P₀: as in the main text, P₁ is the population (age a₁) sampled for the survey, and P₀ is the parent population (age a₀) defined so that P₁ consists of all surviving members of P₀. To assure temporal precedence, a₀ is less than a₁.

Figure 1 summarizes causal relationships that, if correct, assure the needed exchangeability assumptions for target population P₀ and representativeness of the surveyed population (P₁) using a directed acyclic graph (DAG). Rules for constructing and interpreting DAGs are reviewed in detail elsewhere [24–26]. The DAG shows that exposure E is (being assumed) independent of other causes of disease $(U_{0}^{*})$ , and of other causes (U₀) of disease and survival (S₁). Membership in P₁ depends on survival, not emigrating and other factors, but not directly on E. Participation depends on P₁, other factors U₁, but not directly on E. Under these causal patterns relationships, we expect exchangeability for target population P₀ and representativeness survey population P₁. Figure 2 illustrates situations wherein additional causal effects are present (dotted line) with both S₁ and D₁ affecting membership in P₁. We now expect bias as survey population P₁ may not represent all survivors from target population P₀.

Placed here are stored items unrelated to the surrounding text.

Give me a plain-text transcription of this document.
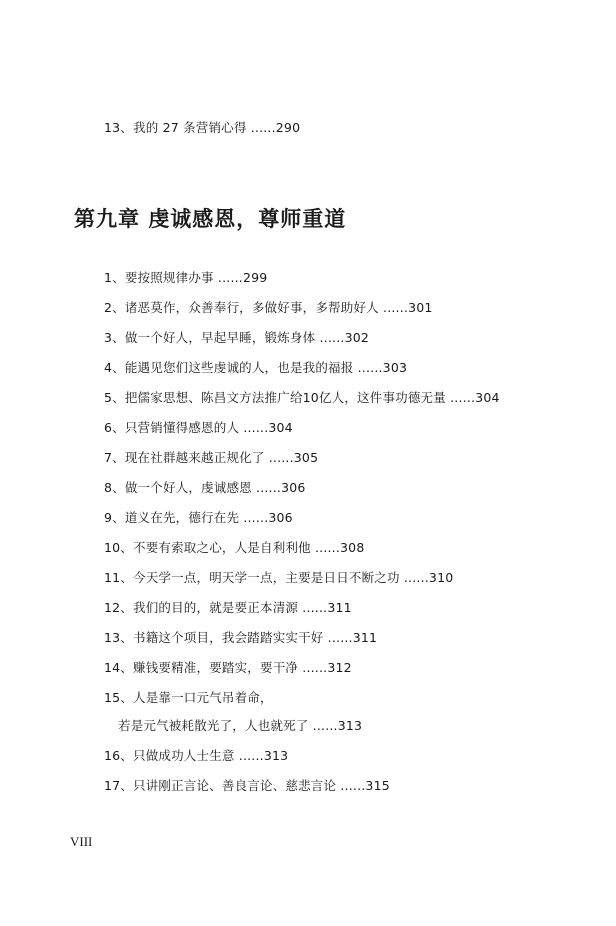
13、我的 27 条营销心得 ......290
第九章 虔诚感恩，尊师重道
1、要按照规律办事 ......299
2、诸恶莫作，众善奉行，多做好事，多帮助好人 ......301
3、做一个好人，早起早睡，锻炼身体 ......302
4、能遇见您们这些虔诚的人，也是我的福报 ......303
5、把儒家思想、陈昌文方法推广给10亿人，这件事功德无量 ......304
6、只营销懂得感恩的人 ......304
7、现在社群越来越正规化了 ......305
8、做一个好人，虔诚感恩 ......306
9、道义在先，德行在先 ......306
10、不要有索取之心，人是自利利他 ......308
11、今天学一点，明天学一点，主要是日日不断之功 ......310
12、我们的目的，就是要正本清源 ......311
13、书籍这个项目，我会踏踏实实干好 ......311
14、赚钱要精准，要踏实，要干净 ......312
15、人是靠一口元气吊着命，
若是元气被耗散光了，人也就死了 ......313
16、只做成功人士生意 ......313
17、只讲刚正言论、善良言论、慈悲言论 ......315
VIII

Fig. 1 — The figure summarizes causal relationships using a DAG for the baseline population P₀. If correct, estimator 2 should be unbiased (see text). D₁ represents disease presence at age a₁, $U_{0}^{*}$ other causes of disease, U₀ other causes of survival (S₁), and disease (D₁). P₁ is the survey population; membership depends deterministically on survival, and not emigrating or other loss, but not directly on exposure E or D₁. Participation depends on P₁ and other factors U₁. ^†Emigration, other factors affect being in population P₁.

Fig. 2 — The figure illustrates a situation such as that in Figure 1, with an additional effect (dotted line) that could underlie bias in estimator 2. For example, bias is expected if S₁ and D₁ affect membership in P₁ (see text). D₁ represents disease presence at age a₁, $U_{0}^{*}$ other causes of disease, U₀ other causes of survival (S₁), and disease. P₁ is the survey population; membership depends on survival, not emigrating, and D₁. Participation depends on P₁ and other factors U₁. ^†Emigration, other factors affect being in population P₁.

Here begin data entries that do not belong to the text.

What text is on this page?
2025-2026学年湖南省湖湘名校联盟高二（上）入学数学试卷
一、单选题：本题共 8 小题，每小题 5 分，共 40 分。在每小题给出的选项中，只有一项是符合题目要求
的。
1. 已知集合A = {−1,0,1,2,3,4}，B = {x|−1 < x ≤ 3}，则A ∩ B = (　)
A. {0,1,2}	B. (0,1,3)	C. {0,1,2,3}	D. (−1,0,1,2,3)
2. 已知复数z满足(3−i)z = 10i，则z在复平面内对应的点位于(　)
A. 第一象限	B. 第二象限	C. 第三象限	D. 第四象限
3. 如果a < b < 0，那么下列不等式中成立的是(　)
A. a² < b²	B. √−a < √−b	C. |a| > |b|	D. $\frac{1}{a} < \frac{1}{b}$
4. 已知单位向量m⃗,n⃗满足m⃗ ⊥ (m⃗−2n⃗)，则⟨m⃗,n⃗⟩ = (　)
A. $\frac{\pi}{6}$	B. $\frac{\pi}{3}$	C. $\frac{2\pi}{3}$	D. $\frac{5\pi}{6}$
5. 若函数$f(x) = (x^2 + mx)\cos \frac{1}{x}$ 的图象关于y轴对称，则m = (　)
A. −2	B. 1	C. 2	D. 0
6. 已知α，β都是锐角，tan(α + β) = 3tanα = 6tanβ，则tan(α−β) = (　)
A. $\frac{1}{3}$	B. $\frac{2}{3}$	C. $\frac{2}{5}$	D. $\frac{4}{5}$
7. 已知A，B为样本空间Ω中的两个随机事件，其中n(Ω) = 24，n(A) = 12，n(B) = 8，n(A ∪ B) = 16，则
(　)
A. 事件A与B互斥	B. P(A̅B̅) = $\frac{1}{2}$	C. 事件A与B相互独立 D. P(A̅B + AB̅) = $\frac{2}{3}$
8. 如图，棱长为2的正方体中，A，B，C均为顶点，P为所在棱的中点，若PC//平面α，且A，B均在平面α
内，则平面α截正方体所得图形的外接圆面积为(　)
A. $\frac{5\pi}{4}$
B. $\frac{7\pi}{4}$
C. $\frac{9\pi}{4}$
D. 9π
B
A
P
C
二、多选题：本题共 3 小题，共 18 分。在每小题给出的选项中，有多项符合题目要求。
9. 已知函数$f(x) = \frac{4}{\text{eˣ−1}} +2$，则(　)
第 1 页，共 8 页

If the exposure-specific prevalences in survey participants do “not” represent those in P₁ (i.e., all P₀-survivors), estimator [2] is likely biased. In this case, however, prevalent disease should be associated with survey participation, or with emigration or loss from the surviving population suggesting a common cause (e.g., C₀ in Fig. 3). If we can control for all such common causes, prevalent disease should then be independent of participation, emigration, and loss (assuming no conditioning on a collider), exposure-specific prevalences in participants should consistently estimate those in survivors, and the conditional estimator should be consistent for the effect in [1].

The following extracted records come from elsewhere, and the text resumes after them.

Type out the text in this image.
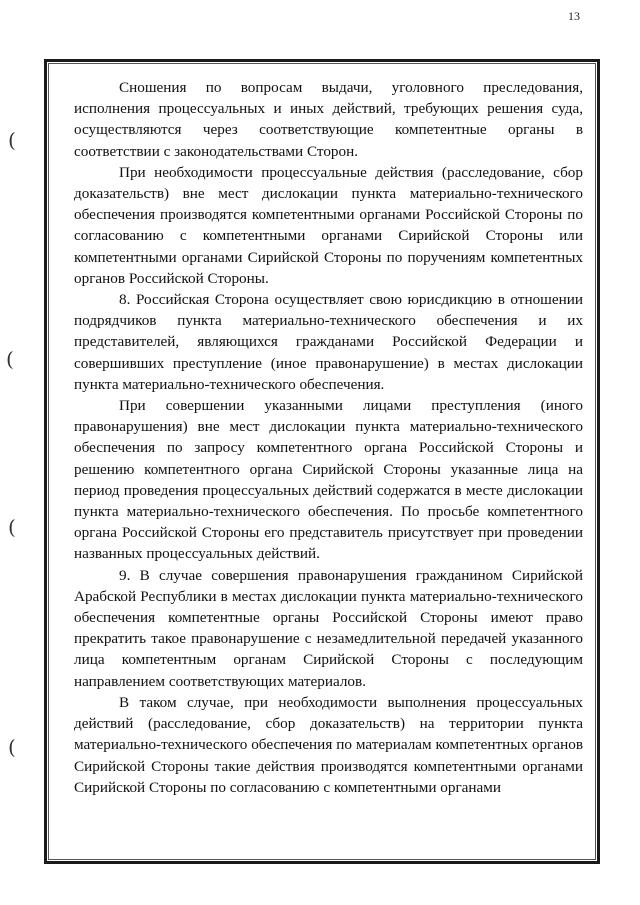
13
(
(
(
(

Сношения по вопросам выдачи, уголовного преследования, исполнения процессуальных и иных действий, требующих решения суда, осуществляются через соответствующие компетентные органы в соответствии с законодательствами Сторон.

При необходимости процессуальные действия (расследование, сбор доказательств) вне мест дислокации пункта материально-технического обеспечения производятся компетентными органами Российской Стороны по согласованию с компетентными органами Сирийской Стороны или компетентными органами Сирийской Стороны по поручениям компетентных органов Российской Стороны.

8. Российская Сторона осуществляет свою юрисдикцию в отношении подрядчиков пункта материально-технического обеспечения и их представителей, являющихся гражданами Российской Федерации и совершивших преступление (иное правонарушение) в местах дислокации пункта материально-технического обеспечения.

При совершении указанными лицами преступления (иного правонарушения) вне мест дислокации пункта материально-технического обеспечения по запросу компетентного органа Российской Стороны и решению компетентного органа Сирийской Стороны указанные лица на период проведения процессуальных действий содержатся в месте дислокации пункта материально-технического обеспечения. По просьбе компетентного органа Российской Стороны его представитель присутствует при проведении названных процессуальных действий.

9. В случае совершения правонарушения гражданином Сирийской Арабской Республики в местах дислокации пункта материально-технического обеспечения компетентные органы Российской Стороны имеют право прекратить такое правонарушение с незамедлительной передачей указанного лица компетентным органам Сирийской Стороны с последующим направлением соответствующих материалов.

В таком случае, при необходимости выполнения процессуальных действий (расследование, сбор доказательств) на территории пункта материально-технического обеспечения по материалам компетентных органов Сирийской Стороны такие действия производятся компетентными органами Сирийской Стороны по согласованию с компетентными органами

Fig. 3 — The figure illustrates a situation such as that in Figure 1, but with a common cause (C₀) of prevalent disease D₁ and emigration. Exposure-specific prevalences in the survey population (P₁) would be expected to differ from those in all survivors, and bias is expected. $U_{0}^{*}$ represents other causes of disease, U₀ other causes of survival (S₁), and disease. P₁ is the survey population; membership depends deterministically on survival, not emigrating or other loss, and D₁. Participation depends on P₁ and other factors U₁. ^†Emigration, loss other factors affect being in population P₁. ^††C₀ is common cause of prevalent disease and emigration, so prevalence in P₁ expected to differ from that in all survivors.

Example 2

Example 2 illustrates the use of prevalence contrasts for estimating effects in a survey (cross-sectional study). Our goal is to estimate the effect of starting smoking at age 18 years versus never starting or starting later on the prevalence of poor or fair health 20 years later at age 38 years. Self-rated health status is of interest partly because it consistently and strongly predicts subsequent mortality, even after control for multiple other health-status indicators [27]. To estimate this effect, we use data from the National Health and Nutrition Examination Survey for the years 2007–2010. To increase sample size, we include respondents 35–39 years old when surveyed (instead of just 38 years). The exposed group is smokers who started regular smoking between ages 18 and 21 years, using a wider age interval to increase sample size, and the unexposed are all who never started or started after age 21 years. The outcome is self-reported poor or fair health at interview (age, 35–39 years). After adjusting for gender and race, the prevalence odds ratio was 1.7, indicating a 70% estimated higher prevalence odds of poorer health among those who started regular smoking at ages 18–21 years, compared with never or later starting smokers.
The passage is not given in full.